Relier les nuages chimiques aux cabinets médicaux
Les chercheurs ont commencé par rassembler deux types d’informations à l’échelle nationale pour les États-Unis. D’une part, ils ont utilisé une base de données massive de 61,9 millions de visites de soins de santé pour 2016, couvrant près de six mille diagnostics différents et plus de seize mille codes ZIP. D’autre part, ils ont collecté des enregistrements de 571 polluants atmosphériques et 42 polluants de l’eau rejetés par des usines ou mesurés dans l’air extérieur et l’eau potable entre 2010 et 2016. Ils ont ensuite estimé l’exposition probable de chaque communauté autour de chaque code ZIP pour chacun de ces polluants, en tenant compte de facteurs tels que la répartition par âge, la densité de population, le niveau de pauvreté et l’accès global aux soins médicaux.
Comment extraire des motifs à partir de données bruitées
Parce que de nombreux polluants voyagent ensemble — par exemple, plusieurs produits chimiques proviennent des mêmes sources de trafic ou industrielles — il est facile d’être induit en erreur par des comparaisons simples en un contre un. Pour y remédier, l’équipe a utilisé deux styles complémentaires de modélisation statistique. L’un, appelé régression pénalisée, examinait de nombreux polluants simultanément pour chaque maladie afin de voir lesquels se distinguaient comme des prédicteurs particulièrement forts après avoir pris en compte leur recoupement.
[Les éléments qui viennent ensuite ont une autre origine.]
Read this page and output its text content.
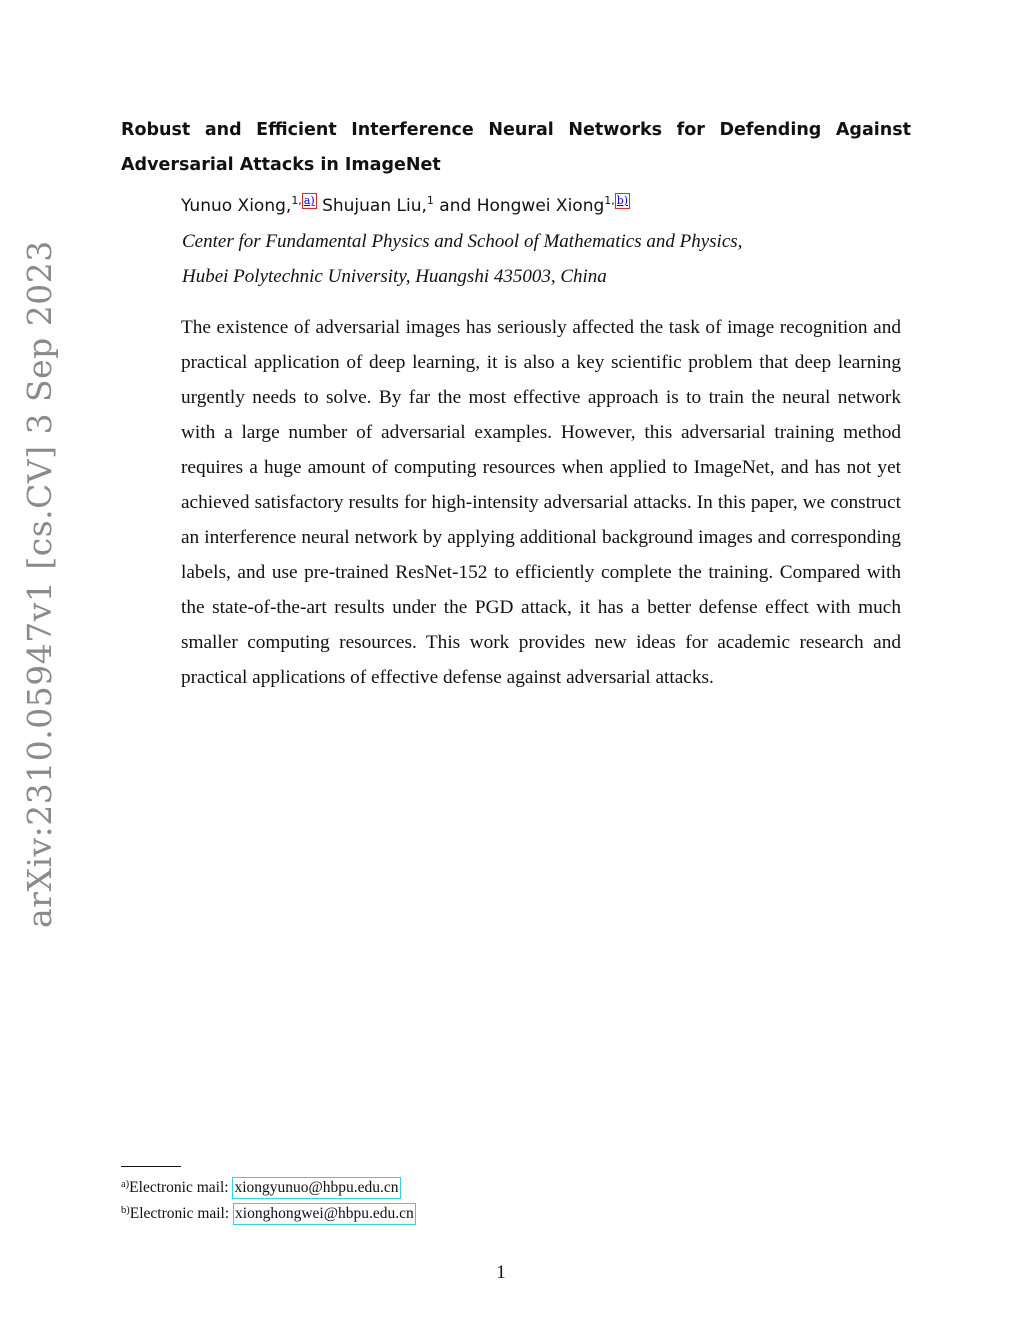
arXiv:2310.05947v1 [cs.CV] 3 Sep 2023
Robust and Efficient Interference Neural Networks for Defending Against Adversarial Attacks in ImageNet
Yunuo Xiong,$^{1, a)}$ Shujuan Liu,$^1$ and Hongwei Xiong$^{1, b)}$
Center for Fundamental Physics and School of Mathematics and Physics,
Hubei Polytechnic University, Huangshi 435003, China

The existence of adversarial images has seriously affected the task of image recognition and practical application of deep learning, it is also a key scientific problem that deep learning urgently needs to solve. By far the most effective approach is to train the neural network with a large number of adversarial examples. However, this adversarial training method requires a huge amount of computing resources when applied to ImageNet, and has not yet achieved satisfactory results for high-intensity adversarial attacks. In this paper, we construct an interference neural network by applying additional background images and corresponding labels, and use pre-trained ResNet-152 to efficiently complete the training. Compared with the state-of-the-art results under the PGD attack, it has a better defense effect with much smaller computing resources. This work provides new ideas for academic research and practical applications of effective defense against adversarial attacks.

$^{a)}$Electronic mail: xiongyunuo@hbpu.edu.cn
$^{b)}$Electronic mail: xionghongwei@hbpu.edu.cn
1
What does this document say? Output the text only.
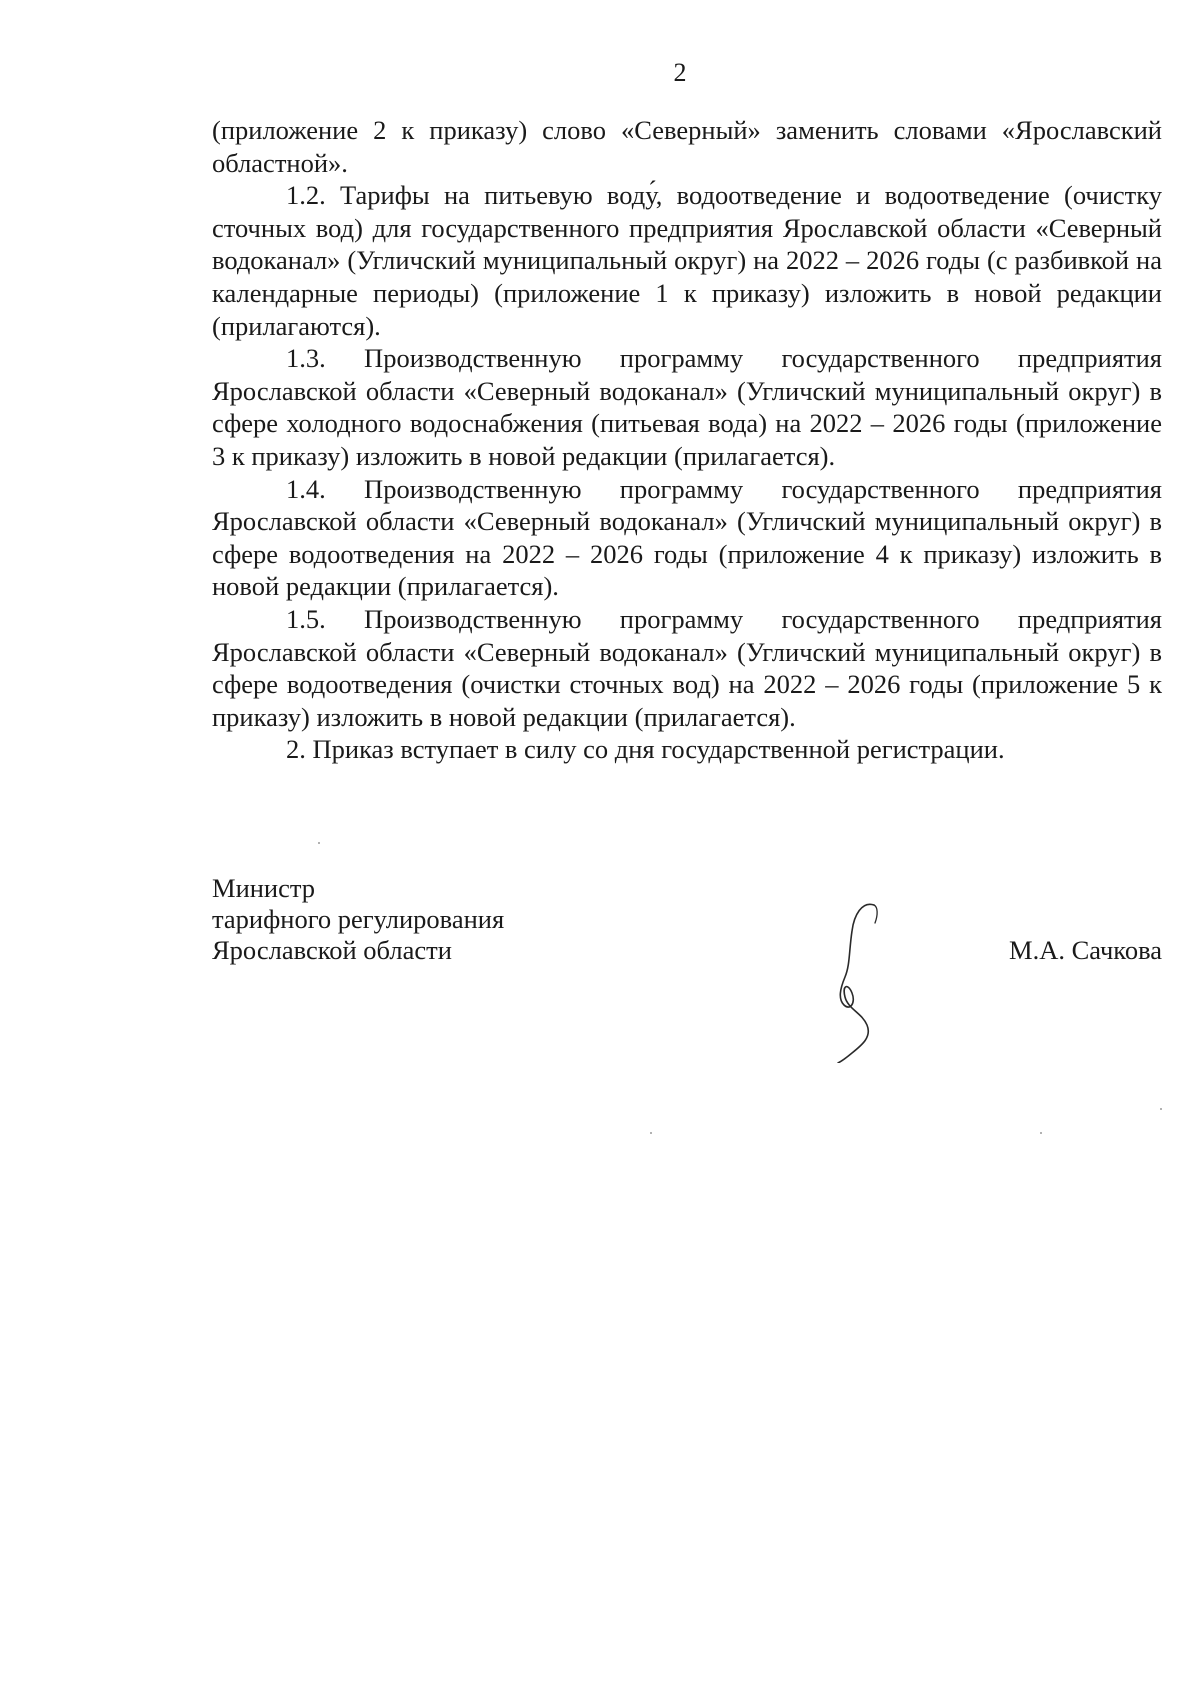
2

(приложение 2 к приказу) слово «Северный» заменить словами «Ярославский областной».

1.2. Тарифы на питьевую воду́, водоотведение и водоотведение (очистку сточных вод) для государственного предприятия Ярославской области «Северный водоканал» (Угличский муниципальный округ) на 2022 – 2026 годы (с разбивкой на календарные периоды) (приложение 1 к приказу) изложить в новой редакции (прилагаются).

1.3. Производственную программу государственного предприятия Ярославской области «Северный водоканал» (Угличский муниципальный округ) в сфере холодного водоснабжения (питьевая вода) на 2022 – 2026 годы (приложение 3 к приказу) изложить в новой редакции (прилагается).

1.4. Производственную программу государственного предприятия Ярославской области «Северный водоканал» (Угличский муниципальный округ) в сфере водоотведения на 2022 – 2026 годы (приложение 4 к приказу) изложить в новой редакции (прилагается).

1.5. Производственную программу государственного предприятия Ярославской области «Северный водоканал» (Угличский муниципальный округ) в сфере водоотведения (очистки сточных вод) на 2022 – 2026 годы (приложение 5 к приказу) изложить в новой редакции (прилагается).

2. Приказ вступает в силу со дня государственной регистрации.

Министр
тарифного регулирования
Ярославской области	М.А. Сачкова
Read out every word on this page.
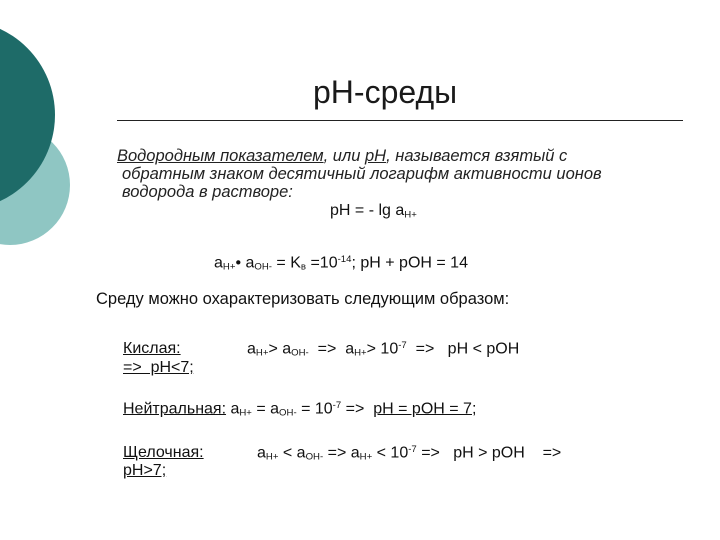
pH-среды
Водородным показателем, или pH, называется взятый с
обратным знаком десятичный логарифм активности ионов
водорода в растворе:
pH = - $\lg a_{H+}$
$a_{H+}•$ $a_{OH-} = K_в =10^{-14}$; pH + pOH = 14
Среду можно охарактеризовать следующим образом:
Кислая:	$a_{H+}> a_{OH-} => a_{H+}> 10^{-7}$  =>   pH < pOH
=>  pH<7;
Нейтральная: $a_{H+} = a_{OH-} = 10^{-7}$ =>  pH = pOH = 7;
Щелочная:	$a_{H+} < a_{OH-} => a_{H+} < 10^{-7}$ =>   pH > pOH    =>
pH>7;
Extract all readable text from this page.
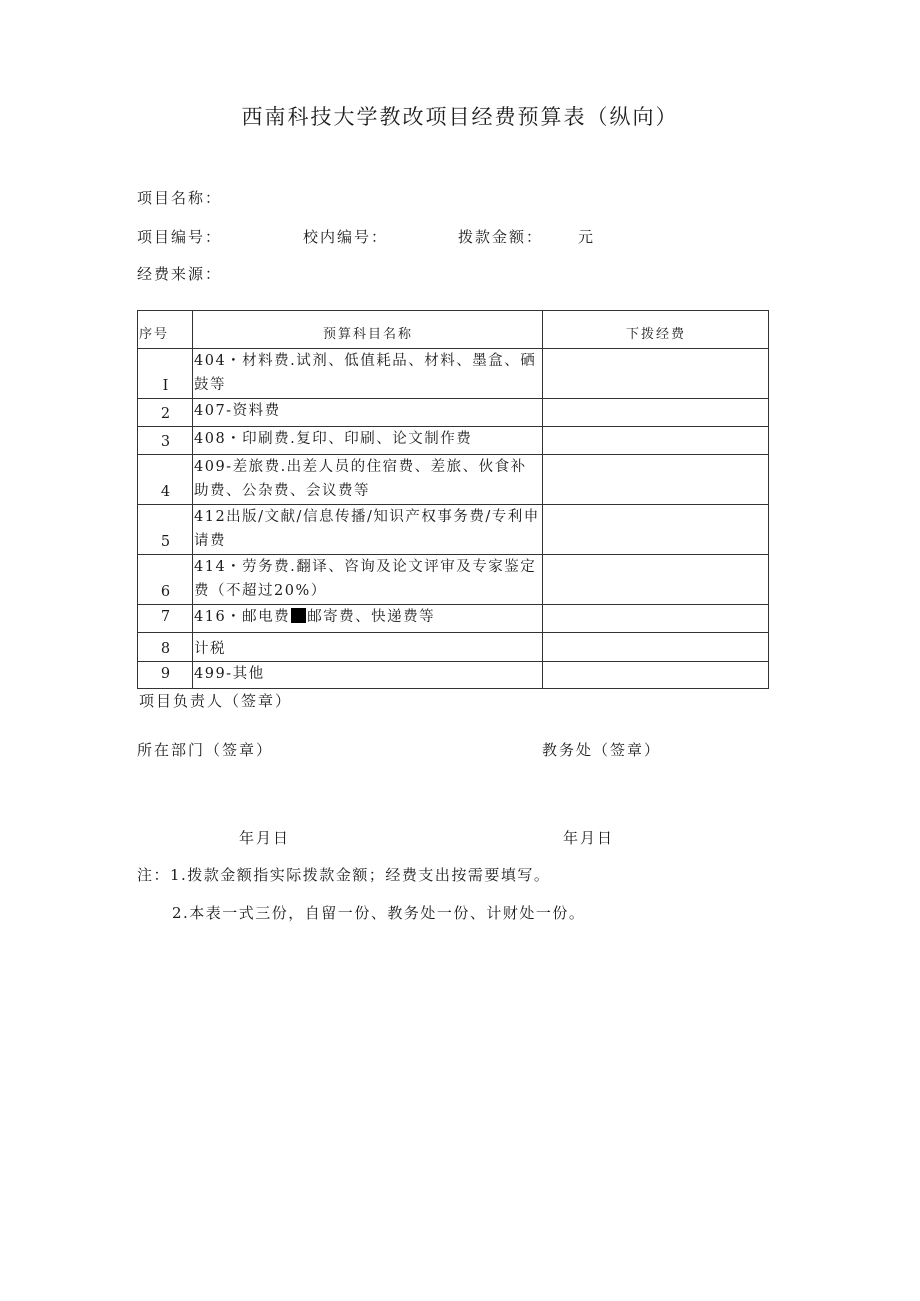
西南科技大学教改项目经费预算表（纵向）
项目名称：
项目编号：	校内编号：	拨款金额： 元
经费来源：
序号	预算科目名称	下拨经费
I	404・材料费.试剂、低值耗品、材料、墨盒、硒鼓等	
2	407-资料费	
3	408・印刷费.复印、印刷、论文制作费	
4	409-差旅费.出差人员的住宿费、差旅、伙食补助费、公杂费、会议费等	
5	412出版/文献/信息传播/知识产权事务费/专利申请费	
6	414・劳务费.翻译、咨询及论文评审及专家鉴定费（不超过20%）	
7	416・邮电费 邮寄费、快递费等	
8	计税	
9	499-其他	
项目负责人（签章）
所在部门（签章）	教务处（签章）
年月日	年月日
注：1.拨款金额指实际拨款金额；经费支出按需要填写。
2.本表一式三份，自留一份、教务处一份、计财处一份。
L’autre, un modèle spatial, étudiait un polluant à la fois mais corrigeait soigneusement les différences régionales larges qui pourraient être causées par des facteurs autres que la pollution, tels que les habitudes médicales locales ou la géographie. Ensemble, ces approches ont permis à P.A.D.D.L.E. de mettre en évidence des liens pollution–maladie exceptionnellement forts tout en signalant les nombreuses incertitudes.
Quelles maladies et quelles communautés se distinguent
Toutes tranches d’âge confondues, les associations les plus nettes sont apparues dans deux grandes catégories : les troubles du neurodéveloppement, comme le trouble du déficit de l’attention avec hyperactivité, et les maladies impliquant l’irritation ou l’inflammation des surfaces corporelles, comme la peau et les voies respiratoires. Chez les enfants, certaines substances industrielles dans l’eau potable et le phosphore dans les émissions atmosphériques étaient fortement corrélés avec des diagnostics de troubles de l’attention et du comportement. Chez les adultes, les polluants étaient souvent associés à des troubles mentaux et du comportement, mais aussi à des cancers et à des problèmes de reproduction, d’une manière qui correspond à des études antérieures plus ciblées. Pour des maladies héréditaires comme la drépanocytose et la mucoviscidose — où la pollution ne peut pas provoquer la maladie elle‑même — certains polluants atmosphériques restaient corrélés à des taux de visites plus élevés, ce qui suggère qu’ils pourraient aggraver les symptômes ou déclencher des poussées provoquant des hospitalisations plus fréquentes.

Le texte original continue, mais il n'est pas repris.